25. Reverse Nodes in k-Group
1. Description
Given the head of a linked list, reverse the nodes of the list k at a time, and return the modified list.
k is a positive integer and is less than or equal to the length of the linked list. If the number of nodes is not a multiple of k then left-out nodes, in the end, should remain as it is.

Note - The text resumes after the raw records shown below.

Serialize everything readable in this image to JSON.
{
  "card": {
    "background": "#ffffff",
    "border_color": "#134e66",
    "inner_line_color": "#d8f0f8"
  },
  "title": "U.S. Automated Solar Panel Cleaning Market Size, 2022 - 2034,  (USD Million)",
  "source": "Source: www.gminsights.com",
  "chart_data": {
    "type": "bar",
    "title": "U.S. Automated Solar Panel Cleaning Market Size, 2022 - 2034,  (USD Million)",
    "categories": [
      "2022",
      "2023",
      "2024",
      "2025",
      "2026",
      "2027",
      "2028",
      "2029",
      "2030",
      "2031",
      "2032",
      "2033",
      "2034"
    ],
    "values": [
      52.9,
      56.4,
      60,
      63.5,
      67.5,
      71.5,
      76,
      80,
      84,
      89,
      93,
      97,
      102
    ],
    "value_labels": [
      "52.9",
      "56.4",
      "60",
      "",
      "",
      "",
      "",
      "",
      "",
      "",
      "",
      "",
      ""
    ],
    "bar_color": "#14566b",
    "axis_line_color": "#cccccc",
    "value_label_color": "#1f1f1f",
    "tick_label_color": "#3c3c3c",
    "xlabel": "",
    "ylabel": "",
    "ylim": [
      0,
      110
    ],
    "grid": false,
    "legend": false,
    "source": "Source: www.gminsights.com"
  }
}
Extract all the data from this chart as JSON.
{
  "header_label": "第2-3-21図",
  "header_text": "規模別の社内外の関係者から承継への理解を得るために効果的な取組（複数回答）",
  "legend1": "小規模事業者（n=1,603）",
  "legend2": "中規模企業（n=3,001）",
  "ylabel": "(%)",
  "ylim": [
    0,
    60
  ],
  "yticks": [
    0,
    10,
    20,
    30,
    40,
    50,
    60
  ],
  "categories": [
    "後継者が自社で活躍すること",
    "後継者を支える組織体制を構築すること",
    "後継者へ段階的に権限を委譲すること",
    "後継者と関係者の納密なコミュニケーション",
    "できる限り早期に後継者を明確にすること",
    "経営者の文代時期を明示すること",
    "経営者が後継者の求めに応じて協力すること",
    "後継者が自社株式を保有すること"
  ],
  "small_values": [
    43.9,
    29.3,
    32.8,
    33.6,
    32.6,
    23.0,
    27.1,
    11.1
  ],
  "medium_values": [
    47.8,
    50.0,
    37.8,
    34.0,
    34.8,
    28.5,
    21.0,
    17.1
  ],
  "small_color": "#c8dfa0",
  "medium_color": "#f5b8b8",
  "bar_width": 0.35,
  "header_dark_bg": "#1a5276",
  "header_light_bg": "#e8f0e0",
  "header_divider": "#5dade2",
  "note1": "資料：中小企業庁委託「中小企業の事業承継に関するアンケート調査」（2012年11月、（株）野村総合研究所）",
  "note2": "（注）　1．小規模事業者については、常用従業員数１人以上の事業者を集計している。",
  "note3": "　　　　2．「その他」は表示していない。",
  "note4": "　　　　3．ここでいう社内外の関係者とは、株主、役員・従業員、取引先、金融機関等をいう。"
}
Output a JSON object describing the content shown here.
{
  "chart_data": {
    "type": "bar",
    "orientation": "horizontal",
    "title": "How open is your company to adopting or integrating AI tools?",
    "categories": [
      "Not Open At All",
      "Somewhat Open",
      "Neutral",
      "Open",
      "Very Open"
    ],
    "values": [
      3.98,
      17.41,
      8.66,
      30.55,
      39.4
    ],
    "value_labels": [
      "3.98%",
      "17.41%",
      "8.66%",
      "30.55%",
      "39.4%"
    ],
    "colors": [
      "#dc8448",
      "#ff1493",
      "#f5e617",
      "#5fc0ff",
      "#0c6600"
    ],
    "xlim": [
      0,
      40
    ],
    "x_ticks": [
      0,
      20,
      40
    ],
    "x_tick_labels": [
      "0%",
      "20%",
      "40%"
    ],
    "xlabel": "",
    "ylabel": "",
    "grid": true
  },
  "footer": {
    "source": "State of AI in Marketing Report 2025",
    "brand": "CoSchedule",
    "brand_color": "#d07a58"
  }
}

You may not alter the values in the list’s nodes, only nodes themselves may be changed.
2. Example
Example 1
Input: head = [1,2,3,4,5], k = 2
Output: [2,1,4,3,5]
Example 2
Input: head = [1,2,3,4,5], k = 3
Output: [3,2,1,4,5]
3. Constraints
- The number of nodes in the list is n.
- 1 <= k <= n <= 5000
- 0 <= Node.val <= 1000
4. Solutions
Linked List
n is the number of nodes in head
Time complexity: O(n)
Space complexity: O(1)
class Solution {
public:
ListNode *reverseKGroup(ListNode *head, int k) {
ListNode dummy(0, head);
auto iter = &dummy;
while (true) {
ListNode *prev = iter, *current = iter->next, *next = nullptr;
ListNode *backup_prev = prev, *backup_current = current;
for (int i = 0; i < k && iter != nullptr; ++i) {
iter = iter->next;
}
if (iter == nullptr) {
break;
}
for (int i = 0; i < k; ++i) {
next = current->next;
current->next = prev;
prev = current;
current = next;
}
iter = backup_current;
backup_prev->next = prev;
backup_current->next = current;
}
return dummy.next;
}
};